Buenos Aires / Montevideo, fin du XIXe siècle
TANGO
L'embrasseur de Buenos Aires
Le Tango naît à la fin du XIXe siècle dans les faubourgs (arrabales) de Buenos Aires et de Montevideo, dans les cours d'immeubles (conventillos) où s'entassent immigrants italiens, espagnols, gauchos descendus de la pampa et descendants d'esclaves africains. De ce creuset émerge une musique métisse — mélange de habanera cubaine, milonga créole et candombe afro — que l'on danse d'abord dans les bordels, les cours et les cafés louches. Rejeté par les élites, il conquiert Paris dans les années 1910, puis revient à Buenos Aires paré du prestige européen ; c'est la « guardia vieja », suivie dans les années 1940 par l'âge d'or de Troilo, Pugliese, Di Sarli.
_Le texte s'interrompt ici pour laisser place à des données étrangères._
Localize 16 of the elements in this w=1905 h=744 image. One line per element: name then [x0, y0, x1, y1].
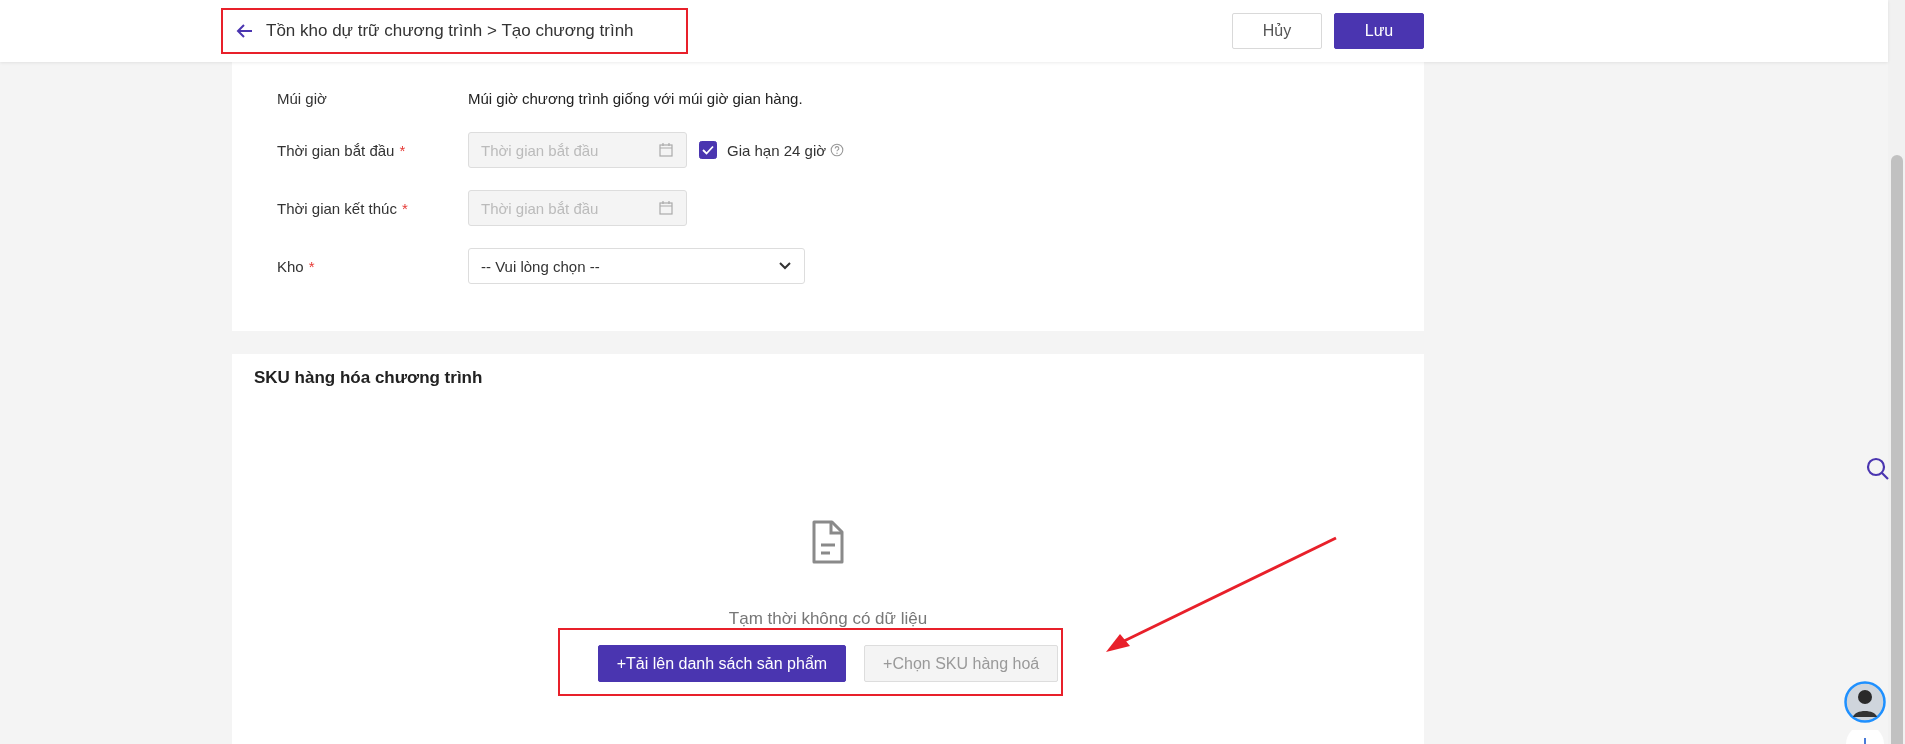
field-label: Thời gian kết thúc	[277, 199, 397, 217]
field-value: Múi giờ chương trình giống với múi giờ gian hàng.	[468, 89, 803, 107]
cancel-button[interactable]: Hủy	[1232, 13, 1322, 49]
select-field[interactable]: -- Vui lòng chọn --	[468, 248, 805, 284]
checkbox-label: Gia hạn 24 giờ	[727, 141, 827, 159]
field-label: Thời gian bắt đầu	[277, 141, 395, 159]
save-button[interactable]: Lưu	[1334, 13, 1424, 49]
breadcrumb: Tồn kho dự trữ chương trình > Tạo chương trình	[266, 21, 634, 41]
required-mark: *	[399, 141, 406, 159]
required-mark: *	[401, 199, 408, 217]
field-label: Kho	[277, 257, 304, 275]
empty-state-text: Tạm thời không có dữ liệu	[728, 610, 928, 628]
upload-button[interactable]: +Tải lên danh sách sản phẩm	[597, 645, 847, 682]
required-mark: *	[308, 257, 315, 275]
section-title: SKU hàng hóa chương trình	[254, 368, 483, 388]
field-label: Múi giờ	[277, 89, 327, 107]
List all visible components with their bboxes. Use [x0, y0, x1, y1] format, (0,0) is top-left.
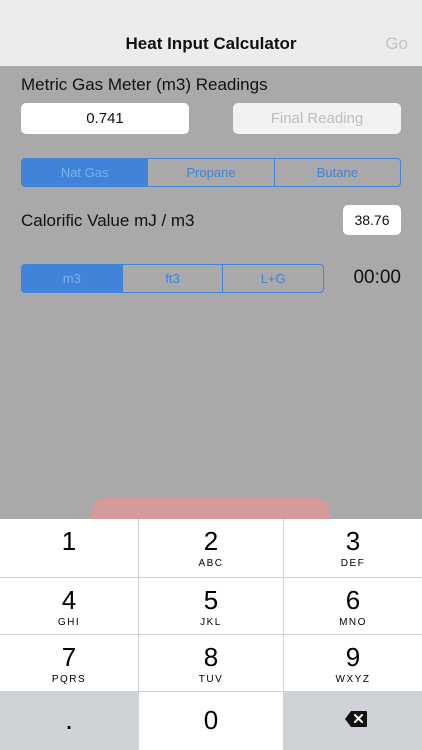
key-letters: JKL	[200, 617, 222, 628]
key-digit: 7	[61, 642, 77, 672]
key-digit: 0	[203, 705, 219, 735]
gas-option-propane[interactable]: Propane	[147, 159, 273, 186]
key-9[interactable]: 9 WXYZ	[284, 635, 422, 691]
go-button[interactable]: Go	[385, 34, 408, 54]
key-letters: WXYZ	[335, 674, 371, 685]
key-7[interactable]: 7 PQRS	[0, 635, 138, 691]
key-decimal[interactable]: .	[0, 692, 138, 750]
unit-option-m3[interactable]: m3	[22, 265, 122, 292]
page-title: Heat Input Calculator	[125, 34, 297, 53]
key-letters: PQRS	[51, 674, 87, 685]
gas-type-selector: Nat Gas Propane Butane	[21, 158, 401, 187]
calculator-form: Metric Gas Meter (m3) Readings 0.741 Fin…	[0, 66, 422, 558]
key-digit: 2	[203, 526, 219, 556]
key-digit: 4	[61, 585, 77, 615]
navigation-bar: Heat Input Calculator Go	[0, 0, 422, 66]
key-delete[interactable]	[284, 692, 422, 750]
key-letters: DEF	[340, 558, 366, 569]
key-digit: 3	[345, 526, 361, 556]
key-6[interactable]: 6 MNO	[284, 578, 422, 634]
key-letters: GHI	[57, 617, 81, 628]
calorific-value-input[interactable]: 38.76	[343, 205, 401, 235]
key-2[interactable]: 2 ABC	[139, 519, 283, 577]
key-digit: 8	[203, 642, 219, 672]
key-letters: MNO	[339, 617, 367, 628]
calorific-value-label: Calorific Value mJ / m3	[21, 211, 195, 230]
final-reading-input[interactable]: Final Reading	[233, 103, 401, 134]
key-5[interactable]: 5 JKL	[139, 578, 283, 634]
key-digit: 1	[61, 526, 77, 556]
key-letters: TUV	[198, 674, 224, 685]
key-digit: 9	[345, 642, 361, 672]
key-1[interactable]: 1	[0, 519, 138, 577]
numeric-keypad: 1 2 ABC 3 DEF 4 GHI 5 JKL 6 MNO 7 PQRS 8…	[0, 519, 422, 750]
key-digit: 5	[203, 585, 219, 615]
backspace-icon	[344, 710, 368, 733]
gas-option-butane[interactable]: Butane	[273, 159, 400, 186]
key-3[interactable]: 3 DEF	[284, 519, 422, 577]
unit-option-lg[interactable]: L+G	[222, 265, 323, 292]
key-letters: ABC	[198, 558, 224, 569]
gas-option-nat-gas[interactable]: Nat Gas	[22, 159, 148, 186]
key-8[interactable]: 8 TUV	[139, 635, 283, 691]
key-4[interactable]: 4 GHI	[0, 578, 138, 634]
initial-reading-input[interactable]: 0.741	[21, 103, 189, 134]
key-digit: 6	[345, 585, 361, 615]
key-0[interactable]: 0	[139, 692, 283, 750]
unit-selector: m3 ft3 L+G	[21, 264, 324, 293]
unit-option-ft3[interactable]: ft3	[121, 265, 223, 292]
meter-readings-label: Metric Gas Meter (m3) Readings	[21, 75, 268, 94]
timer-display: 00:00	[353, 267, 401, 288]
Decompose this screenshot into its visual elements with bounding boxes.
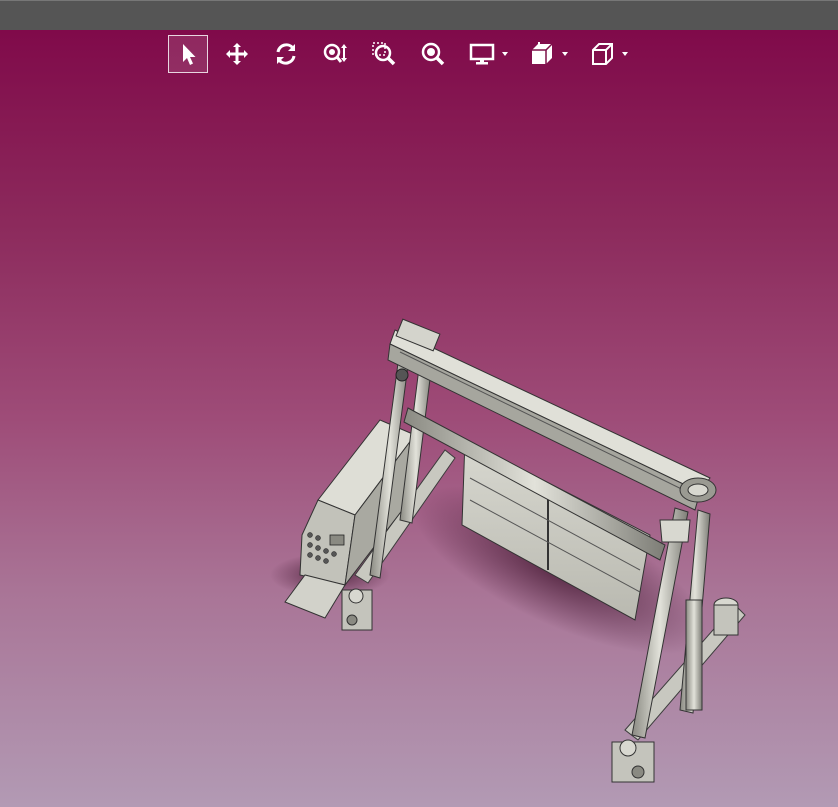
- chevron-down-icon[interactable]: [562, 52, 568, 56]
- right-front-wheel-assembly: [611, 739, 655, 783]
- zoom-fit-icon: [421, 42, 445, 66]
- right-back-wheel-assembly: [713, 597, 739, 636]
- control-panel-display: [329, 534, 345, 546]
- rotate-icon: [276, 43, 296, 65]
- rotate-tool-button[interactable]: [266, 35, 306, 73]
- view-orientation-button[interactable]: [582, 35, 622, 73]
- 3d-viewport[interactable]: [0, 30, 838, 807]
- display-style-icon: [469, 43, 495, 65]
- zoom-area-button[interactable]: [364, 35, 404, 73]
- title-bar: [0, 0, 838, 30]
- section-view-button[interactable]: [522, 35, 562, 73]
- section-view-icon: [532, 42, 553, 64]
- pulley-right: [679, 477, 717, 503]
- zoom-in-out-button[interactable]: [315, 35, 355, 73]
- pan-icon: [226, 43, 248, 65]
- select-tool-button[interactable]: [168, 35, 208, 73]
- section-view-dropdown[interactable]: [522, 35, 568, 73]
- view-orientation-dropdown[interactable]: [582, 35, 628, 73]
- right-gusset-plate: [659, 519, 691, 543]
- pan-tool-button[interactable]: [217, 35, 257, 73]
- beam-bolt-left: [395, 368, 409, 382]
- gantry-crane-model[interactable]: [0, 30, 838, 807]
- zoom-area-icon: [372, 42, 396, 66]
- chevron-down-icon[interactable]: [622, 52, 628, 56]
- select-arrow-icon: [183, 44, 196, 65]
- zoom-fit-button[interactable]: [413, 35, 453, 73]
- chevron-down-icon[interactable]: [502, 52, 508, 56]
- view-orientation-cube-icon: [592, 43, 613, 65]
- display-style-button[interactable]: [462, 35, 502, 73]
- view-toolbar: [168, 34, 642, 74]
- display-style-dropdown[interactable]: [462, 35, 508, 73]
- zoom-in-out-icon: [323, 43, 347, 63]
- right-hydraulic-cylinder: [685, 599, 703, 711]
- left-wheel-assembly: [341, 588, 373, 631]
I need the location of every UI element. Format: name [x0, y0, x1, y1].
Le Tango est une danse d'improvisation totale : aucune séquence n'est écrite. Deux partenaires s'unissent dans un « abrazo » (l'étreinte) et dialoguent par le contact du buste, la pression des bras et la précision des appuis. La marche, apparemment simple, est le fondement de tout : chaque pas est une décision partagée, chaque silence une invitation. Contrairement aux danses latines rebondissantes, le Tango est bas, glissé, presque secret ; le regard ne se croise pas nécessairement, mais les torses se parlent.
On distingue plusieurs esthétiques. Le tango salon, celui des milongas de Buenos Aires, se danse serré, en cercle, dans le respect de la « ronda » (le sens de circulation). Le tango scène, chorégraphié, ajoute figures aériennes et sauts. Le tango nuevo, apparu dans les années 1990, ouvre l'abrazo et explore des musiques d'aujourd'hui — Piazzolla, Gotan Project, Bajofondo. Enfin, la milonga et le vals criollo sont les deux « cousins » qui complètent tout bal argentin.
Comment ça se danse
La technique & les figures
Le Tango se danse sur un rythme à quatre temps, en général autour de 60-70 pulsations par minute. Il n'y a pas de « pas de base » unique : la marche est le pas de base. Le leader propose par la disposition de son axe et la pression de son bras ; le follower répond en transférant son poids avec précision. La qualité d'un tanguero se mesure à sa capacité à faire une simple caminada belle — bien avant les figures spectaculaires.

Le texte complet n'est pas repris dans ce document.